All’interno di questa particolarità si inseriscono le capitolazioni. Il papato, all’interno delle città, oltre ad intervenire militarmente, cercò l’appoggio delle fazioni a lui favorevoli concludendo delle capitolazioni ovvero degli accordi tra Stato papale e città, all’interno dei quali si riconosceva la sovranità del pontefice, il quale, in cambio, lasciava una certa autonomia permettendo di mantenere i propri statuti.

Per rendere meglio l’idea si prendano ad esempio i capitoli conclusi tra Martino V e la città di Perugia, il 18 luglio 1424. Così il territorio perugino entrò a far parte dello Stato papale. Cosa cambiava nelle strutture amministrative cittadine perugine? Perugia conservò pressoché intatte le sue strutture amministrative locali, ma gli organi comunali andarono sotto il controllo di un “legato pontificio” o di un reggente da lui delegato o dal papa stesso. Dal XV secolo i governi delle province pontificie furono affidati ai “legati” e non più ai “rettori”. Nelle principali città della provincia cominciarono ad essere nominati anche governatori prelati con il compito di vigilare su aree ben specifiche come l’ordine pubblico e l’amministrazione pubblica e di amministrare la giustizia. Nelle città minori furono nominati dei governatori laici (esperti in legge sovente o parenti e familiari all’epoca del nepotismo) con il compito di amministrare la giustizia.
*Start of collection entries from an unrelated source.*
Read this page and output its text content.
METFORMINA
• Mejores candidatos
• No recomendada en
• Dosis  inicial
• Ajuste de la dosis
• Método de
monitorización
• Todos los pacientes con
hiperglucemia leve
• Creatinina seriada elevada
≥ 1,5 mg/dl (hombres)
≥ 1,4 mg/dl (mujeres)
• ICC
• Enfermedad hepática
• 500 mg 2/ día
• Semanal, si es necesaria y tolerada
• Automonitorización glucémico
A questo punto bisogna introdurre l’istituzione del “lodo” (sentenza arbitrale) dato che fu un elemento funzionale, avente l’obiettivo di portare la pace tra le città delle province pontificie. Venne usato principalmente per risolvere i problemi di confine tra le città, evitando così innumerevoli guerre intestine al futuro Stato Pontificio. Il fulcro, l’ago della bilancia, in questo contesto era il prelato che era incaricato di emettere una sentenza sulla controversia posta in essere dando ragione a una o all’altra parte cercando poi un compromesso, escludendo così l’uso delle armi.

Uno dei fondamenti dello Stato Pontificio, così come qualsiasi altro stato, era la tesoreria. Martino V intervenne sull’amministrazione finanziaria, con la riorganizzazione delle tesorerie provinciali che avevano il compito di riscuotere le imposte e provvedere alle spese della provincia. Nel dettaglio, le tesorerie provinciali dovevano coprire gli stipendi dei vari funzionari, mantenere le rocche e le milizie, i palazzi e gli edifici statali nonché provvedere alle spese per l’amministrazione della giustizia. Ciò che avanzava era inviato a Roma e conservato nella tesoreria pontificia nella Camera Apostolica.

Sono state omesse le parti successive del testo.